Jetzt also die USA. Schauspielerin Meryl Streep hat bei einer Preisverleihung sehr persönliche Worte gefunden. Es habe ihr das Herz zerrissen, sehen zu müssen, wie ein Mann, der zum mächtigsten Mann des Landes gewählt werden will, einen behinderten Journalisten auf widerliche und respektlose Weise öffentlich nachgeäfft habe. Die Folgen? Unabsehbar.
Den Schwächeren schlagen und über ihn lachen. Verachtung. Respektlosigkeit löst Respektlosigkeit aus. Macht darf alles. Ich darf jeder Frau zwischen die Beine greifen, weil ich es kann, weil ich Macht habe. Ich könnte jemanden erschießen, niemand würde mich verhaften. Auf einer Wahlkampf-Versammlung lässt der zukünftige Präsident einen Zwischenrufer hinauswerfen und fordert den Saal auf: „Schlagt ihn zusammen, ich zahle den Anwalt“.

Ich habe es schon geahnt, dass genug wütende, gestörte, hasserfüllte und dumme Menschen geben würde, um einen der Ihren tatsächlich in das höchste Amt zu bringen.
Jetzt gibt es ein böses Erwachen. Jetzt sind die Straßen in Washington schwarz von Menschen, die sich wehren wollen. Immerhin. Endlich. Und zur Amtseinführung geht Frau Merkel in eine Ausstellungseröffnung. Gut gemacht. Und sie ist nicht die einzige, die fehlte, zumindest in unserem Universum.

„Eine im Inneren chronisch schwelende Wut, die schon bei geringem Anlass explodieren kann“ lässt ihn toben. Alles Lüge. Die Medien lügen. Er spricht von Betrügern, er will einen ‚Krieg gegen die Medien‘ führen. „Sie werden einen Preis dafür zahlen“, droht er. Seine Beraterin Kellyanne Conway, mit den Fakten konfrontiert, spricht von „alternativen Fakten“. Der Journalist ist mutig und hält ihr vor, ‚alternative Fakten‘ seien keine Fakten sondern Lügen.
Ich bin gespannt, was noch kommt: Gedehnte Wahrheit, Szenen aus dem Wurmloch...
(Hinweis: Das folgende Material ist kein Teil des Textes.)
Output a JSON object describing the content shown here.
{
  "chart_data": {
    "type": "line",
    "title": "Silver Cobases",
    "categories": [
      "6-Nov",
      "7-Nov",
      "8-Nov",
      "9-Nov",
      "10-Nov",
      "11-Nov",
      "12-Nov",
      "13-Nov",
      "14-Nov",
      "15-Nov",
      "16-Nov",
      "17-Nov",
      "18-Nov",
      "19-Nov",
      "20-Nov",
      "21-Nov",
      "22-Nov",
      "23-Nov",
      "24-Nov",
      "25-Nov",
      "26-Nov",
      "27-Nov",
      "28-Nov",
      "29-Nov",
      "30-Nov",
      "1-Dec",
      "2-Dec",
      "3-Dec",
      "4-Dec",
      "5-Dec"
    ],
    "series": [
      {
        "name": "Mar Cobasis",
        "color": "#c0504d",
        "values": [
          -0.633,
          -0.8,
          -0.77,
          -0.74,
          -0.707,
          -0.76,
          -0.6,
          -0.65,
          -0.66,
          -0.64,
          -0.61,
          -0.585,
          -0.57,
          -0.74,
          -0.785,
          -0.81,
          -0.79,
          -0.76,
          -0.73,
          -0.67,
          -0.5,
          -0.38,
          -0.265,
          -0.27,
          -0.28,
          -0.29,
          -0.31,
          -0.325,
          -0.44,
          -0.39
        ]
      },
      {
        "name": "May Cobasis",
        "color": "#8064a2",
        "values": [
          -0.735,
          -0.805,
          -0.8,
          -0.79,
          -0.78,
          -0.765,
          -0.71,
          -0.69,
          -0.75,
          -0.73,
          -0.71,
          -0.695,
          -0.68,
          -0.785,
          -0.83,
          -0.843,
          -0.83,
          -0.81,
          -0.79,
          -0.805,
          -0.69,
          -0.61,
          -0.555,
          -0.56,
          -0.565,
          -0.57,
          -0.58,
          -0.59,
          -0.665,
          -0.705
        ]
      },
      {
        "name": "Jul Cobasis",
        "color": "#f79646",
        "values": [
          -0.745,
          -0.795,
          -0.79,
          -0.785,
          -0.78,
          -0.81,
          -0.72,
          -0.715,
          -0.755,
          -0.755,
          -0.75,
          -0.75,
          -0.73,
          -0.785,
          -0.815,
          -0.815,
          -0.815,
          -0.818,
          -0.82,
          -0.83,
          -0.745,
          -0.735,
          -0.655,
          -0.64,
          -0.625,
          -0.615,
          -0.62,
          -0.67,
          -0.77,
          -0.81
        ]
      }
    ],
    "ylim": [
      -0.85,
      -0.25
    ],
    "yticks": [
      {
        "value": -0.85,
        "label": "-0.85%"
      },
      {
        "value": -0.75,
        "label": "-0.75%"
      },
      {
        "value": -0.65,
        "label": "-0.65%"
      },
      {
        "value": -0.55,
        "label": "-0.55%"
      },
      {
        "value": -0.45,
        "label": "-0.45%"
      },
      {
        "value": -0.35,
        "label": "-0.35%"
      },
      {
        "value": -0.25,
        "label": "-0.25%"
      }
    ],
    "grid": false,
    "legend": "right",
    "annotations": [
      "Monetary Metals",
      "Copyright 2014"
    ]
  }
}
Der Ursprung dieses Realitätsverlustes ist die Konstruktion einer geschlossenen Schein-Realität, wie wir sie von Verschwörungstheoretikern kennen, eine Wahrnehmungsstörung aus der geschlossenen Anstalt, die auf Fakten mit Tobsuchtsanfällen reagieren - unter Freud hieß diese Störung noch „Größenwahn“ und bei den frühen Christen wurde sie als Sünde des Hochmuts und der Ruhmsucht verurteilt. Wir können nur hoffen: Hochmut kommt vor dem Fall.